Presentations
Julia Spanier presents at Urban Inhabitation conference in Sheffield
Julia Spanier presented a paper titled ‘Rural-urban care? Interrogating the transformation of city-countryside relations in community-supported agriculture‘ at the Urban Inhabitation in the Anthropocene conference at the University of Sheffield.
Abstract
In line with a relational ontology of space and place , I propose to think urban inhabitation by transgressing the conventionally set ‘boundaries’ of the city and foregrounding its entanglements with rural and periurban realities. This is based on the premise that imagining novel urban futures necessarily entails imagining the role of the rural in these futures. In this paper, I engage with these rural-urban entanglements by looking at the ways in which community-supported agriculture (CSA) initiatives transform the relationship between urban and rural dwellers. CSA connects food producers, most often based in peri-urban and rural areas, with consumers based in the nearby, and most often urban, areas who then commit to collectively bear the annual costs (and risks) of agriculture in return for a share of the harvest.

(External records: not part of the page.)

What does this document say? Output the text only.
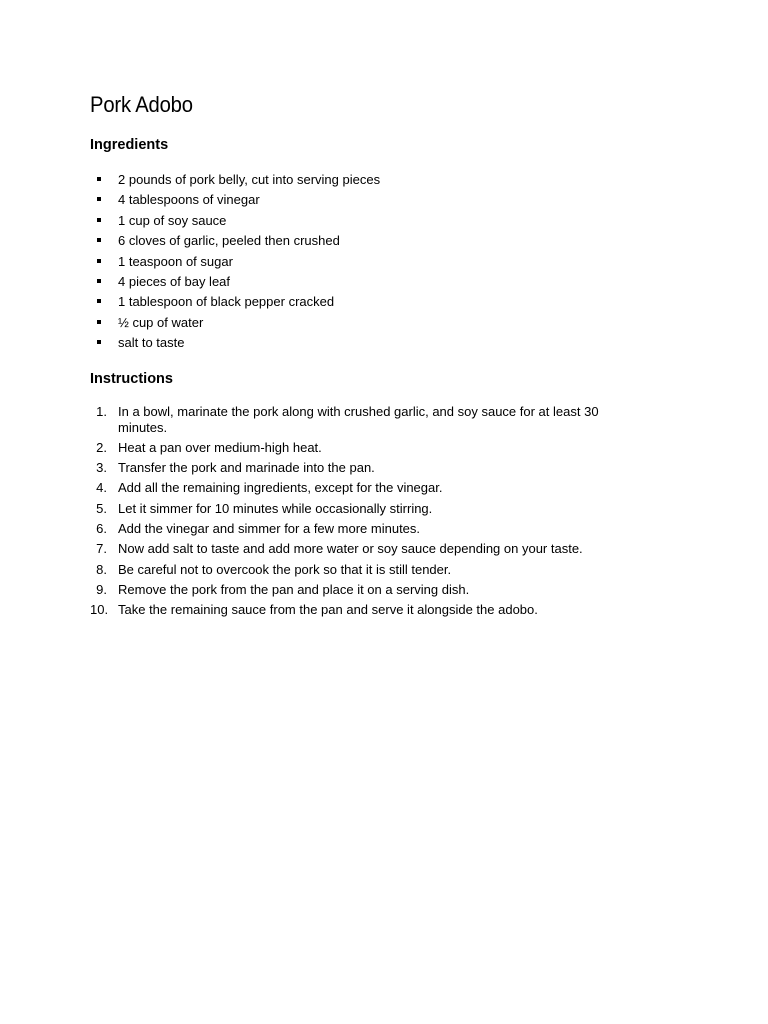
Pork Adobo
Ingredients
2 pounds of pork belly, cut into serving pieces
4 tablespoons of vinegar
1 cup of soy sauce
6 cloves of garlic, peeled then crushed
1 teaspoon of sugar
4 pieces of bay leaf
1 tablespoon of black pepper cracked
½ cup of water
salt to taste
Instructions
1. In a bowl, marinate the pork along with crushed garlic, and soy sauce for at least 30 minutes.
2. Heat a pan over medium-high heat.
3. Transfer the pork and marinade into the pan.
4. Add all the remaining ingredients, except for the vinegar.
5. Let it simmer for 10 minutes while occasionally stirring.
6. Add the vinegar and simmer for a few more minutes.
7. Now add salt to taste and add more water or soy sauce depending on your taste.
8. Be careful not to overcook the pork so that it is still tender.
9. Remove the pork from the pan and place it on a serving dish.
10. Take the remaining sauce from the pan and serve it alongside the adobo.
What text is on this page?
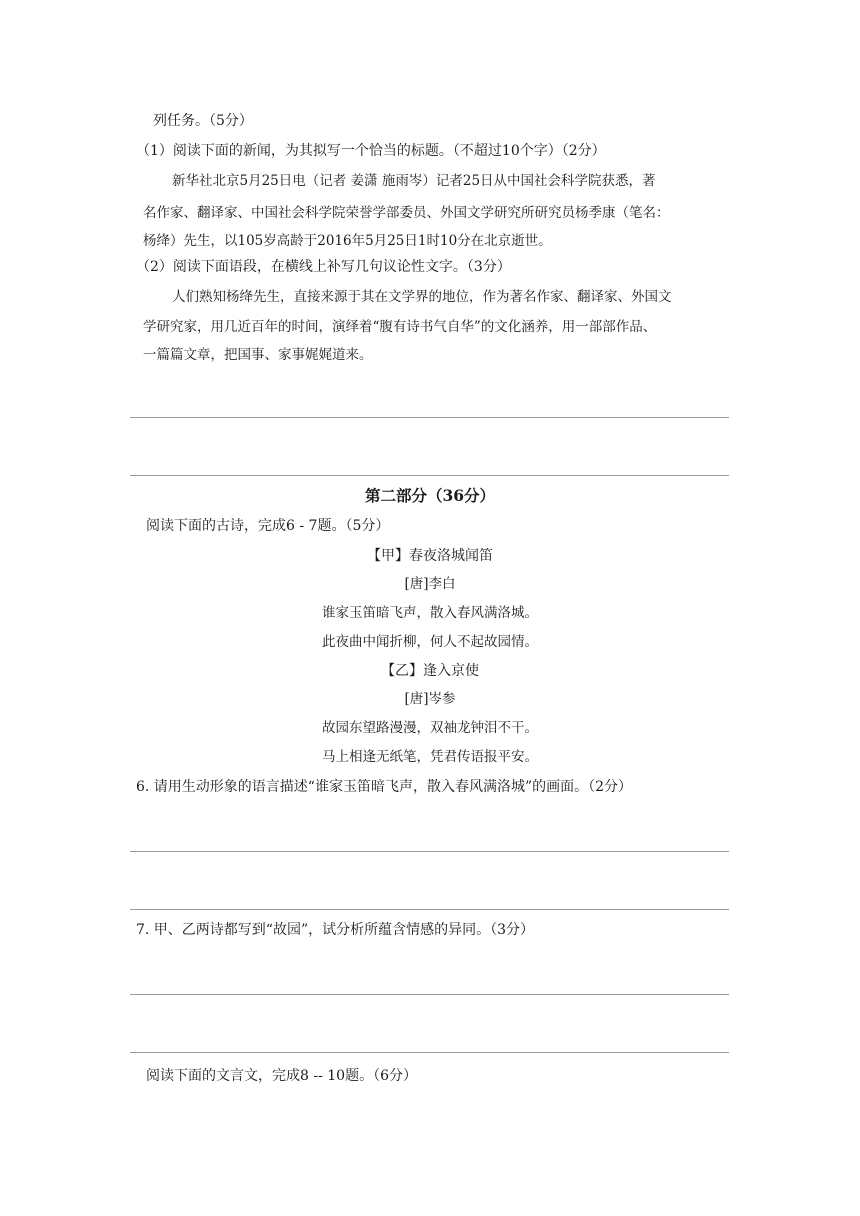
列任务。（5分）
（1）阅读下面的新闻，为其拟写一个恰当的标题。（不超过10个字）（2分）
新华社北京5月25日电（记者 姜潇 施雨岑）记者25日从中国社会科学院获悉，著
名作家、翻译家、中国社会科学院荣誉学部委员、外国文学研究所研究员杨季康（笔名：
杨绛）先生，以105岁高龄于2016年5月25日1时10分在北京逝世。
（2）阅读下面语段，在横线上补写几句议论性文字。（3分）
人们熟知杨绛先生，直接来源于其在文学界的地位，作为著名作家、翻译家、外国文
学研究家，用几近百年的时间，演绎着“腹有诗书气自华”的文化涵养，用一部部作品、
一篇篇文章，把国事、家事娓娓道来。
第二部分（36分）
阅读下面的古诗，完成6 - 7题。（5分）
【甲】春夜洛城闻笛
[唐]李白
谁家玉笛暗飞声，散入春风满洛城。
此夜曲中闻折柳，何人不起故园情。
【乙】逢入京使
[唐]岑参
故园东望路漫漫，双袖龙钟泪不干。
马上相逢无纸笔，凭君传语报平安。
6. 请用生动形象的语言描述“谁家玉笛暗飞声，散入春风满洛城”的画面。（2分）
7. 甲、乙两诗都写到“故园”，试分析所蕴含情感的异同。（3分）
阅读下面的文言文，完成8 -- 10题。（6分）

This paper draws on empirical research on four CSA initiatives in Germany, a total of 43 interviews, to explore the different, and more and less successful, ways in which CSAs contribute to the reconfiguration of cultural as well as material rural-urban relations . Specifically, I interrogate the concept of care in rural-urban relations, tentatively theorized as opposite and alternative to existing capitalist city-countryside relations, broadly characterized by socially unjust and ecologically unsustainable material circulation and exploitation alongside cultural polarization. While problematizing the many absences and difficulties of rural-urban care and encounter in the everyday performance of CSA, the paper casts a new light on the affects of sympathy and compassion when practiced between consumers and farmers : these relations of care may constitute alternative relations between city and countryside; novel rural-urban relations desperately needed in the Anthropocene.